Estátua da Justiça, em frente ao prédio do STF, Brasília (DF). (Foto: Marcelo Casal Jr./Agência Brasil)

O STF (Supremo Tribunal Federal) registrou, nesta terça-feira (26), 2 votos contra artigos da lei que alterou a Lei da Ficha Limpa e reduziu o prazo de inabilitação para políticos condenados. Os ministros Cármen Lúcia e Luiz Fox votaram pela revogação das mudanças aprovadas pelo Congresso Nacional e aprovadas pelo presidente Luiz Inácio Lula da Silva (PT) em 2025.

Dois ministros do STF votaram contra as mudanças na Lei da Ficha Limpa que reduziram o período de inabilitação para políticos condenados. Cármen Lúcia e Raposa rejeitaram a Lei Complementar 219 de 2025, que passou a contar oito anos a partir da condenação, e não do fim da pena. O julgamento em plenário virtual segue até sexta-feira (29). A ação é da Rede Sustentabilidade.
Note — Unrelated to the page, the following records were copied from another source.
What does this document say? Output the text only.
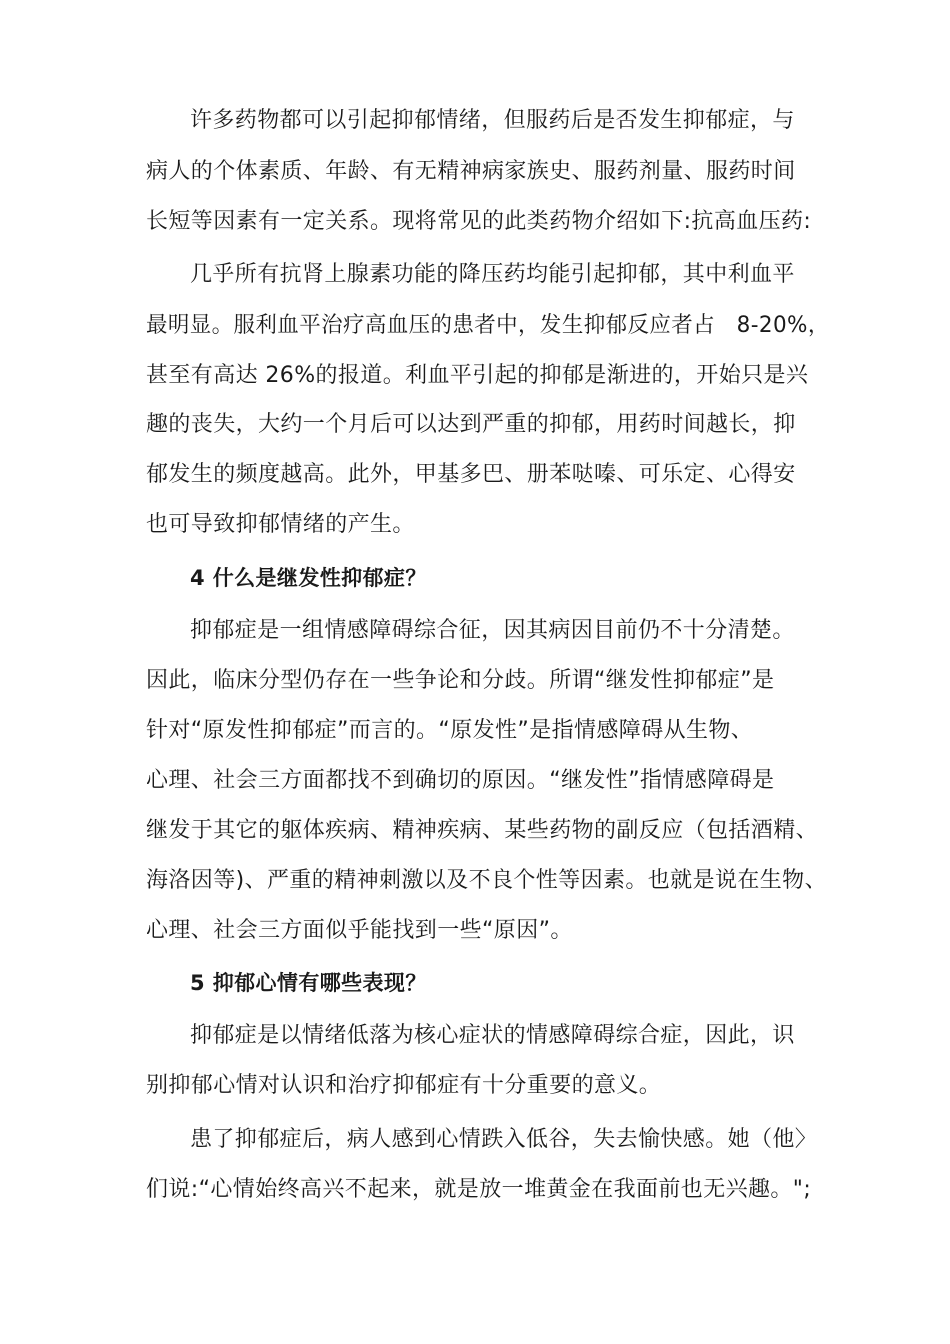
许多药物都可以引起抑郁情绪，但服药后是否发生抑郁症，与
病人的个体素质、年龄、有无精神病家族史、服药剂量、服药时间
长短等因素有一定关系。现将常见的此类药物介绍如下:抗高血压药:
几乎所有抗肾上腺素功能的降压药均能引起抑郁，其中利血平
最明显。服利血平治疗高血压的患者中，发生抑郁反应者占   8-20%，
甚至有高达 26%的报道。利血平引起的抑郁是渐进的，开始只是兴
趣的丧失，大约一个月后可以达到严重的抑郁，用药时间越长，抑
郁发生的频度越高。此外，甲基多巴、册苯哒嗪、可乐定、心得安
也可导致抑郁情绪的产生。
4 什么是继发性抑郁症？
抑郁症是一组情感障碍综合征，因其病因目前仍不十分清楚。
因此，临床分型仍存在一些争论和分歧。所谓“继发性抑郁症”是
针对“原发性抑郁症”而言的。“原发性”是指情感障碍从生物、
心理、社会三方面都找不到确切的原因。“继发性”指情感障碍是
继发于其它的躯体疾病、精神疾病、某些药物的副反应（包括酒精、
海洛因等)、严重的精神刺激以及不良个性等因素。也就是说在生物、
心理、社会三方面似乎能找到一些“原因”。
5 抑郁心情有哪些表现？
抑郁症是以情绪低落为核心症状的情感障碍综合症，因此，识
别抑郁心情对认识和治疗抑郁症有十分重要的意义。
患了抑郁症后，病人感到心情跌入低谷，失去愉快感。她（他〉
们说:“心情始终高兴不起来，就是放一堆黄金在我面前也无兴趣。";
O julgamento ocorreu em plenário virtual do tribunal e segue até sexta-feira (29). Os restantes oito ministros ainda não votaram.

A ação foi movida pela Red Sustentável, que questionou a constitucionalidade da Lei Complementar 219 de 2025. A norma alterou as regras da Lei da Ficha Limpa e alterou o cálculo do período de inabilitação para condenados, cassados ​​ou que renunciaram ao cargo para evitar a perda do mandato.

A mudança original definia que o prazo de oito anos de inabilitação teria início a partir da decisão judicial ou administrativa que determinasse a perda do despacho e não mais após o término do despacho ou do término da pena. Com efeito, a mudança reduziu o período durante o qual os políticos se abstiveram de concorrer às eleições.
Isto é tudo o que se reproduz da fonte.